The international tensions created new business opportunities for arms companies who were happy to purposely exaggerate and in some cases create war scares with the aim of increasing the arms race.

One example of this is Herbert Mulliner, the Director of Coventry Ordnance Works, who in 1909, with the support of the Daily Mail, persuaded the British government that Germany was secretly accelerating its naval programme. The scare stimulated massive naval expenditure and created an atmosphere of mutual suspicion, making war more likely. Even Winston Churchill later accepted that the claims were entirely false.

Arms dealers interests were protected thanks to the intimate relationship they often had with politicians. In 1914 one Labour MP, Philip Snowden, told the House of Commons that with so many MPs being shareholders of arms companies, ‘it is not possible to throw a stone at the benches opposite without hitting one.’

The arms companies also didn’t care who they sold their weapons to. As the march to war continued, their drive for profits at all costs even led UK arms companies, Armstrong and Vickers – which later merged to become BAE – to sell weapons to the Ottoman Empire that would soon be turned on British soldiers in the disastrous Gallipoli campaign.

The human cost of war should never be forgotten, and that is why the arms trade needs to be reminded time and time again about the terrible crimes that it directly supported and facilitated.

The arms trade today

The brother of 23 year old Juma Massoud Rianni cries when he hears that his brother was one of many prisoners who were executed. Tripoli, Libya, 28 August 2011 © Jeroen Oerlemans, Panos

After the First World War many rightly believed the arms trade to be a primary cause of war. The unprecedented scale of death and destruction wrought by modern weaponry led a majority of people to support disarmament and international conciliation. The scale of opposition was seen with nationwide events, such as the Peace Ballot, in which over 10 million people registered their opposition to the arms trade.

Unfortunately the fundamentals of the arms trade are unchanged since then. Arms companies still exist to sell weapons, irrespective of of national boundaries, and selling to all sides in a conflict has not abated since the First World War. The conflict in Libya is a case in point. It saw arms from one company, MBDA, being used by Gaddafi’s forces, the Libyan rebels and the UK and French military.

The close relationship and revolving door between the industry and government is also still dominant today as politicians often become managers for arms companies when they leave politics. One of the most striking examples of recent years is that of Sir Sherard Cowper-Coles, who, as Britain’s Ambassador to Saudi Arabia, pressured the Serious Fraud Office to drop its investigation into BAE-Saudi arms deals. On leaving the Foreign Office he was given a job with BAE Systems.

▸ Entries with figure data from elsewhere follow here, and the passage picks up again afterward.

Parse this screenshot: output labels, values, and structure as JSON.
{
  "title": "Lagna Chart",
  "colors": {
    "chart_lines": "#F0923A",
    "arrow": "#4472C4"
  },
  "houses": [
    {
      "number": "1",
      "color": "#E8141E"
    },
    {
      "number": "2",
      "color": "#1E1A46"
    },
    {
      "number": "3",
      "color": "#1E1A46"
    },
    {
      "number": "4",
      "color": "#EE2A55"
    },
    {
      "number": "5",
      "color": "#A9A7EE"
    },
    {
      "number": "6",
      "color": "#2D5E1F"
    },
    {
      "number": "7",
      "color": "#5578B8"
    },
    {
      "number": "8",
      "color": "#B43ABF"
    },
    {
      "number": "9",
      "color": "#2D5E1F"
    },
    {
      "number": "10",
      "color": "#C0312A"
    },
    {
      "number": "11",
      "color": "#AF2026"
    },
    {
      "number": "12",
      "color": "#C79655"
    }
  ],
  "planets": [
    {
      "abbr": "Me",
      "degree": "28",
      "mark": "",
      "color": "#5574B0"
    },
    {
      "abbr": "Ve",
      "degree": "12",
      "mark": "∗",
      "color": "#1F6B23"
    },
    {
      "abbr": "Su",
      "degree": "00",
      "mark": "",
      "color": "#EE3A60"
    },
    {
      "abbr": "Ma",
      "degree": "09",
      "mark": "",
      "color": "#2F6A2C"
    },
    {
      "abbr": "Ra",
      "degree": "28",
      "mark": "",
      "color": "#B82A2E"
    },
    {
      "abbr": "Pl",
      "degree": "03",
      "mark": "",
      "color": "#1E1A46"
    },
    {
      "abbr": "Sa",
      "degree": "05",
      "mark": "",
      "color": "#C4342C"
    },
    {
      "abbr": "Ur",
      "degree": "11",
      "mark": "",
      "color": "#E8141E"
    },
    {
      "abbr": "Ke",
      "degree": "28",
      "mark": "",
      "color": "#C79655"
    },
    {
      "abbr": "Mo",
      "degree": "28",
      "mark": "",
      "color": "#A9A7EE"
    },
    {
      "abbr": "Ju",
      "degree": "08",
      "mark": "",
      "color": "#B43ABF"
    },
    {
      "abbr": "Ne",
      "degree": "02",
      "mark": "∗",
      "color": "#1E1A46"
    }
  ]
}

Those of us that seek to challenge the arms trade and its militaristic mindset today need to continue countering the same myths that arms companies are a ‘necessary evil’ and act in the national interest. Focusing on and exposing their profiteering conduct a century ago and drawing the parallels with today is essential when responding to those that are trying to teach the wrong lessons from the First World War today.